Henning said ":::It stabilizes the piston square in the bore through the flop at the top so the compression rings stay square in the bore. The ring can only provide a 'perfect seal' when it is square in the bore. Any 'rocking' of the piston creates a "circle in an ellipsoid" relationship which will break the seal and allow bypass."
By putting an oil control ring lower on the skirt (best below the wrist pin), it will minimize the rocking force of the piston. They need to redesign the piston and potentially connecting rod to affect a correct fix. __________________
What? If you were trying to correct piston slap reduce the piston to bore clearance in the manufacturing process, done and done. I have never seen an example in any piston engine where adding another oil control ring reduced piston slap. I have never seen any ring below the wrist pin either. Do you have an example?

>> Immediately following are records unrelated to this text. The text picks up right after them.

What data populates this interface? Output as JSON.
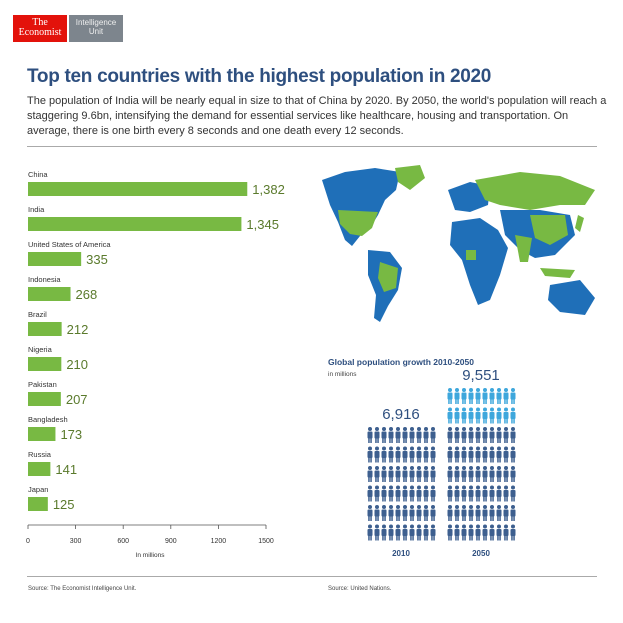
{
  "logo": {
    "brand": "The Economist",
    "unit": "Intelligence Unit"
  },
  "title": "Top ten countries with the highest population in 2020",
  "subtitle": "The population of India will be nearly equal in size to that of China by 2020. By 2050, the world's population will reach a staggering 9.6bn, intensifying the demand for essential services like healthcare, housing and transportation. On average, there is one birth every 8 seconds and one death every 12 seconds.",
  "chart_data": [
    {
      "type": "bar",
      "orientation": "horizontal",
      "categories": [
        "China",
        "India",
        "United States of America",
        "Indonesia",
        "Brazil",
        "Nigeria",
        "Pakistan",
        "Bangladesh",
        "Russia",
        "Japan"
      ],
      "values": [
        1382,
        1345,
        335,
        268,
        212,
        210,
        207,
        173,
        141,
        125
      ],
      "value_labels": [
        "1,382",
        "1,345",
        "335",
        "268",
        "212",
        "210",
        "207",
        "173",
        "141",
        "125"
      ],
      "xlabel": "In millions",
      "xlim": [
        0,
        1500
      ],
      "xticks": [
        0,
        300,
        600,
        900,
        1200,
        1500
      ],
      "color": "#78b943",
      "label_color": "#5a7a2c"
    },
    {
      "type": "pictogram",
      "title": "Global population growth 2010-2050",
      "subtitle": "in millions",
      "categories": [
        "2010",
        "2050"
      ],
      "values": [
        6916,
        9551
      ],
      "value_labels": [
        "6,916",
        "9,551"
      ],
      "color": "#3d5f8f",
      "growth_color": "#3ea7dc"
    }
  ],
  "map": {
    "colors": {
      "highlight": "#78b943",
      "other": "#1f6fb8"
    }
  },
  "sources": {
    "left": "Source: The Economist Intelligence Unit.",
    "right": "Source: United Nations."
  }
}
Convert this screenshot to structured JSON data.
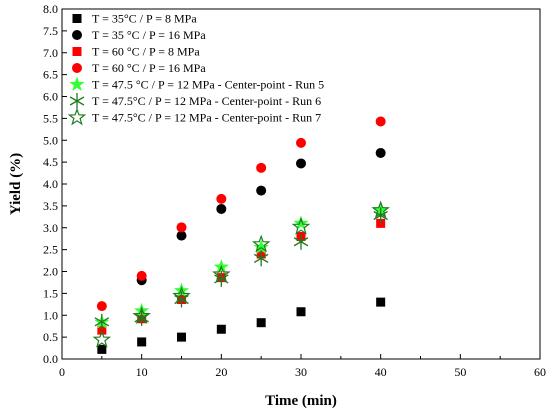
{
  "chart_data": {
    "type": "scatter",
    "xlabel": "Time (min)",
    "ylabel": "Yield (%)",
    "xlim": [
      0,
      60
    ],
    "ylim": [
      0.0,
      8.0
    ],
    "xticks": [
      "0",
      "10",
      "20",
      "30",
      "40",
      "50",
      "60"
    ],
    "yticks": [
      "0.0",
      "0.5",
      "1.0",
      "1.5",
      "2.0",
      "2.5",
      "3.0",
      "3.5",
      "4.0",
      "4.5",
      "5.0",
      "5.5",
      "6.0",
      "6.5",
      "7.0",
      "7.5",
      "8.0"
    ],
    "grid": false,
    "legend_position": "top-left",
    "series": [
      {
        "name": "T = 35°C / P = 8 MPa",
        "marker": "square",
        "color": "#000000",
        "x": [
          5,
          10,
          15,
          20,
          25,
          30,
          40
        ],
        "y": [
          0.22,
          0.39,
          0.5,
          0.68,
          0.83,
          1.08,
          1.3
        ]
      },
      {
        "name": "T = 35 °C / P = 16 MPa",
        "marker": "circle",
        "color": "#000000",
        "x": [
          10,
          15,
          20,
          25,
          30,
          40
        ],
        "y": [
          1.8,
          2.82,
          3.43,
          3.85,
          4.47,
          4.71
        ]
      },
      {
        "name": "T = 60 °C / P = 8 MPa",
        "marker": "square",
        "color": "#ff0000",
        "x": [
          5,
          10,
          15,
          20,
          25,
          30,
          40
        ],
        "y": [
          0.66,
          0.92,
          1.36,
          1.86,
          2.4,
          2.8,
          3.1
        ]
      },
      {
        "name": "T = 60 °C / P = 16 MPa",
        "marker": "circle",
        "color": "#ff0000",
        "x": [
          5,
          10,
          15,
          20,
          25,
          30,
          40
        ],
        "y": [
          1.21,
          1.9,
          3.01,
          3.66,
          4.37,
          4.94,
          5.43
        ]
      },
      {
        "name": "T  = 47.5 °C / P = 12 MPa - Center-point - Run 5",
        "marker": "star-filled",
        "color": "#33ff33",
        "x": [
          5,
          10,
          15,
          20,
          25,
          30,
          40
        ],
        "y": [
          0.84,
          1.1,
          1.56,
          2.1,
          2.55,
          3.1,
          3.4
        ]
      },
      {
        "name": "T = 47.5°C / P = 12 MPa - Center-point - Run 6",
        "marker": "asterisk",
        "color": "#1f7a1f",
        "x": [
          5,
          10,
          15,
          20,
          25,
          30,
          40
        ],
        "y": [
          0.85,
          0.94,
          1.36,
          1.83,
          2.3,
          2.68,
          3.28
        ]
      },
      {
        "name": "T = 47.5°C / P = 12 MPa - Center-point - Run 7",
        "marker": "star-open",
        "color": "#1f7a1f",
        "x": [
          5,
          10,
          15,
          20,
          25,
          30,
          40
        ],
        "y": [
          0.44,
          0.98,
          1.44,
          1.93,
          2.62,
          3.02,
          3.4
        ]
      }
    ]
  }
}
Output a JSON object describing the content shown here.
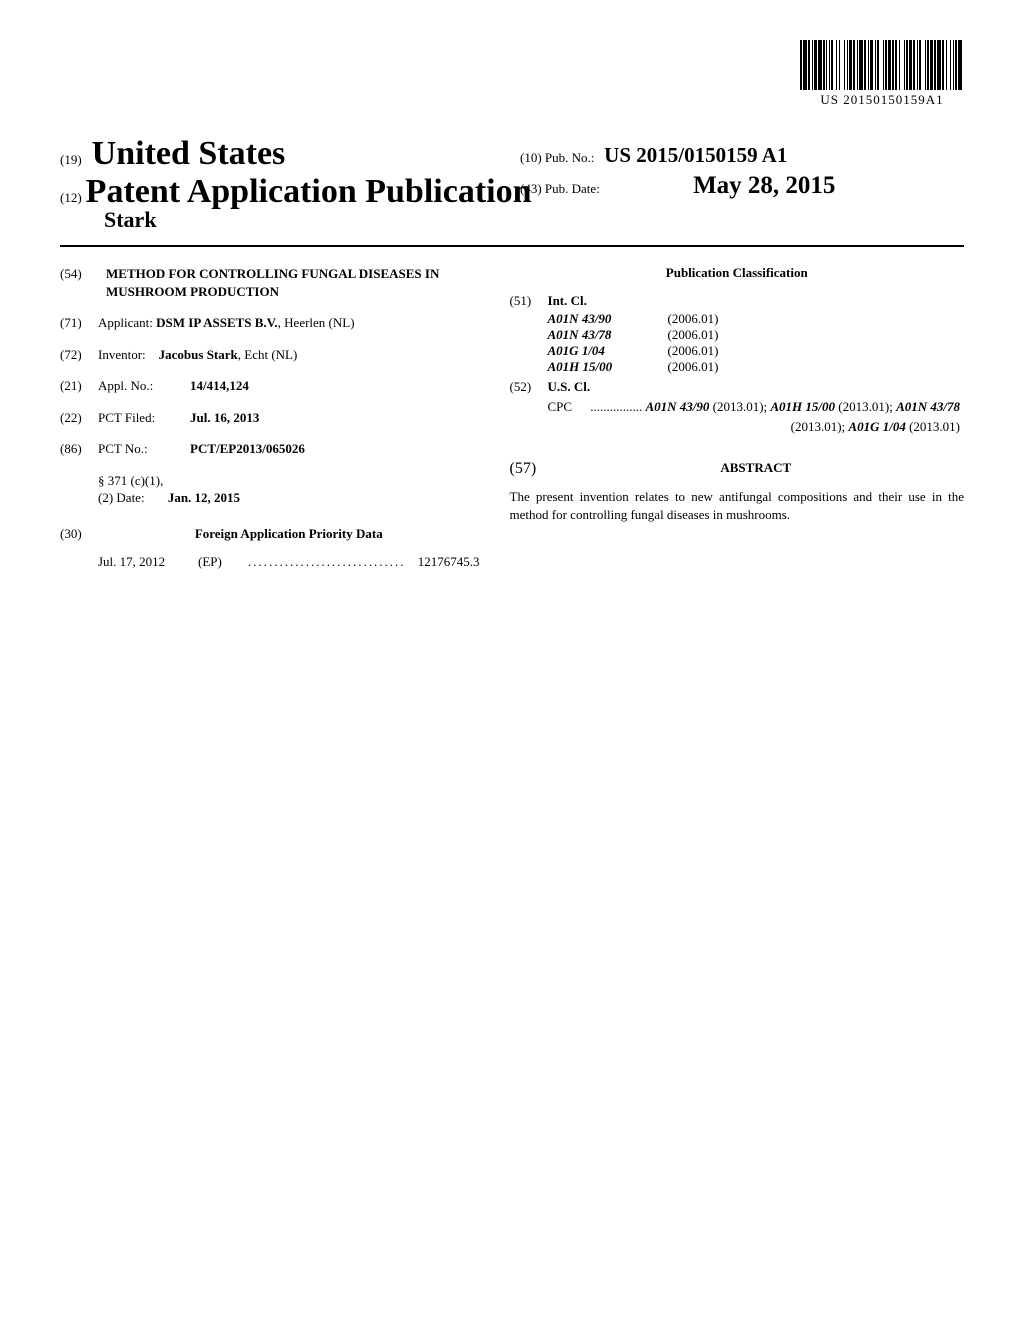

I still think this is exactly what it seems, you have an oil squirter coating the bottom of the piston and the bore in this engine, the existing oil control ring was overwhelmed on the down stroke so an additional oil control ring was added. This engine was modified from earlier versions with the addition of the squirters and part of that seems to be a coincident blow by problem, even with a factory separator, and new tolerances.
I will chime in with what I feel is pertinent to this topic.
First, since this is a motor where thousands were built and the basic design has been proved to be sufficient and the motor has not been bored/stroked or any other geometry has been altered, then a redesign of the piston /crank /rod alignment is not needed or required...
There are alot of motors built with oil control rings on the skirt and below the wrist pin. Most of those applications are on inline ( pistons are moving straight up and down). To a lesser extent that style piston is used in motors with a ( V ) configuration and the vast majority are in industrial applications which use long strokes to gain maximum torque.. That reciprocating action will cause piston rock in the cylinder bores mainly because of the sheer weight of heavy pistons and rods and the rod / crank angles involved with long stroke motors.
Our aircraft motors are horizontal motors and believe it or not gravity does influence pistons that are riding in the cylinders.. Also remember, aircraft motors have pistons with rather short skirts and that does not help the piston rocking action... Henning has it right that pistons need to be perfectly square in the bores for the rings to operate properly.. By adding a lower ring, it will help the stability and squareness of piston, and that ring assembly does not need to be a true oil control ring but have enough stiffness to prevent piston rock and act as a preliminary oil control device... On most turbo motors the piston oiler is needed to spray on the inside bottom of the piston dome to help carry away the extra heat the turbo imposes on it.. That oil spray in pretty well aimed at the area on the piston but some does get on the cylinder walls when the piston is close to and at top dead center so the lower oil control /stability ring does become effective for scraping excess oil and reducing oil consumption..
Piston to wall / cylinder clearances are VERY hard to alter or reduce since the operating temperature range does not change much from the original design.... At face value it looks like reducing that clearance would be simple way to cure piston rock but unless you use different piston materials with smaller expansion rates and cylinders were drastically redesigned to maintain less thermal expansion /contraction rates at all operating conditions changing piston to wall clearances are not a viable workaround method..., Piston to wall clearance is always set to the greater clearance as closer tolerances could cause pistons to stick in the bores... You do NOT want that. The trade off is the piston will not be as stabile.
As the one poster pointed out. loading a piston with upper and lower rings will be a little more difficult . cylinders usually have a large chamfered angle on the bottom and that will let you "walk" the lower ring in altho since you have just used the ring compressor on the top set of rings, just repositioning it a little lower to assist the lower ring is easy.